8 nov. 2009

Antígona

Rayo de sol, luz la más bella –más bella, si, que cualquiera de las que hasta hoy brillaron en Tebas la de las siete puertas–, ya has aparecido, párpado de la dorada mañana que te mueves por sobre la corriente de Dirce. Con rápida brida has hecho correr ante ti, fugitivo, al hombre venido de Argos, de blanco escudo, con su arnés completo, Polinices, que se levantó contra nuestra patria llevado por dudosas querellas, con agudísimo estruendo, como águila que se cierne sobre su víctima, como por ala de blanca nieve cubierto por multitud de armas y cascos de crines de caballos; por sobre los techos de nuestras casas volaba, abriendo sus fauces, lanzas sedientas de sangre en torno a las siete puertas, bocas de la ciudad, pero hoy se ha ido, antes de haber podido saciar en nuestra sangre sus mandíbulas y antes de haber prendido pinosa madera ardiendo en las torres corona de la muralla, tal fue el estrépito bélico que se extendió a sus espaldas: difícil es la victoria cuando el adversario es la serpiente, porque Zeus odia la lengua de jactancioso énfasis, y al verles cómo venían contra nosotros, prodigiosa avalancha, engreídos por el ruido del oro, lanza su tembloroso rayo contra uno que, al borde ultimo de nuestras barreras, se alzaba ya con gritos de victoria. Como si fuera un Tántalo, con la antorcha en la mano, fue a daral duro suelo, él que como un bacante en furiosa acometida, entonces, soplaba contra Tebas vientos de enemigo arrebato.

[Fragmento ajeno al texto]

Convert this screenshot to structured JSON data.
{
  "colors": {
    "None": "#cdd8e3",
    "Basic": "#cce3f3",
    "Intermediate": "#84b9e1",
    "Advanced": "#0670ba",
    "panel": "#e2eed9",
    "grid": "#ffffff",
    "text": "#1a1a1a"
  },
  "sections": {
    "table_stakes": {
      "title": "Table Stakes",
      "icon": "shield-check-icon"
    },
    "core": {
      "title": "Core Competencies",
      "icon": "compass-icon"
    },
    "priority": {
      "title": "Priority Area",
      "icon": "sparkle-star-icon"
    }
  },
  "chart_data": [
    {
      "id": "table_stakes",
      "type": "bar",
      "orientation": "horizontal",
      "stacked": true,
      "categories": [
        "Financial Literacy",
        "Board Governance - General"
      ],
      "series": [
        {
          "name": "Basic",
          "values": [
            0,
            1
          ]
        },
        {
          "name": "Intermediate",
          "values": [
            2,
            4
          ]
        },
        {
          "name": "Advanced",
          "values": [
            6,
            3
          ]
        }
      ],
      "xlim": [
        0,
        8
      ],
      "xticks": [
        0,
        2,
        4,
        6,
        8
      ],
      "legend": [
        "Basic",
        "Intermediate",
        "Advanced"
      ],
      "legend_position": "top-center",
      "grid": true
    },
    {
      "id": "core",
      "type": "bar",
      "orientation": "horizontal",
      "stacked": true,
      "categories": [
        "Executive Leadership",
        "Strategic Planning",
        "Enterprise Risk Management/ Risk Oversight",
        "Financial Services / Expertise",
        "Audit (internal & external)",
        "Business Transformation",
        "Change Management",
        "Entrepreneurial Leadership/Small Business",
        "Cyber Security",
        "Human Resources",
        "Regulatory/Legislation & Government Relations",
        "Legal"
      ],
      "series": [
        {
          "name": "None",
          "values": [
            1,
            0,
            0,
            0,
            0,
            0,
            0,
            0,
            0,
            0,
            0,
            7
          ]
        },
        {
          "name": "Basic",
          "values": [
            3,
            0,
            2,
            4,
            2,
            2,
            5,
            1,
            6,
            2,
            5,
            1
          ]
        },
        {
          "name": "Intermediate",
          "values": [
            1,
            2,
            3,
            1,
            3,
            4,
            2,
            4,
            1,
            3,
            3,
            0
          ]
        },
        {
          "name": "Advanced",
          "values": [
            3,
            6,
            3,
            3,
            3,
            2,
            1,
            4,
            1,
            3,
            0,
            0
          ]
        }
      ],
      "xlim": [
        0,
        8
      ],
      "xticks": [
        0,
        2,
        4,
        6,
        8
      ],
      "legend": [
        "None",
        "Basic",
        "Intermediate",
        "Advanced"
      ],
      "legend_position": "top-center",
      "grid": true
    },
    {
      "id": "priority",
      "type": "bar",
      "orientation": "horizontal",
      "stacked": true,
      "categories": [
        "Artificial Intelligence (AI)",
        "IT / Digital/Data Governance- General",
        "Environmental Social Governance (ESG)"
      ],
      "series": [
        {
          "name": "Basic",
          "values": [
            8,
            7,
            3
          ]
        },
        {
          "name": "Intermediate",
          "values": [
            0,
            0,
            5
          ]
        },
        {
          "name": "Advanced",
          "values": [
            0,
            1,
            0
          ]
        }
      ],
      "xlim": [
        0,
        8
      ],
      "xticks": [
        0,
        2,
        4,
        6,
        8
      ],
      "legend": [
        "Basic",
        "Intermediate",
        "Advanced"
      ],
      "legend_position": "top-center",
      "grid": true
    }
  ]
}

Resultaron de otro modo, las cosas: rudos golpes distribuyó –uno para cada uno– entre los demás caudillos, Ares, empeñado, propicio dios. Siete caudillos, cabe las siete puertas apostados, iguales contra iguales, dejaron a Zeus, juez de la victoria, tributo broncíneo totalmente; menos los dos míseros que, nacidos de un mismo padre y una misma madre, levantaron, el uno contra el otro, sus lanzas – armas de principales paladines–, y ambos lograron su parte en una muerte común. Y, pues, exaltadora de nombres, la Victoria ha llegado a Tebas rica en carros, devolviendo a la ciudad la alegría, conviene dejar en el olvido las lides de hasta ahora, organizar nocturnas rondas que recorran los templos de los dioses todos; y Baco, las danzas en cuyo honor conmueven la tierra de Tebas, que el nos guíe.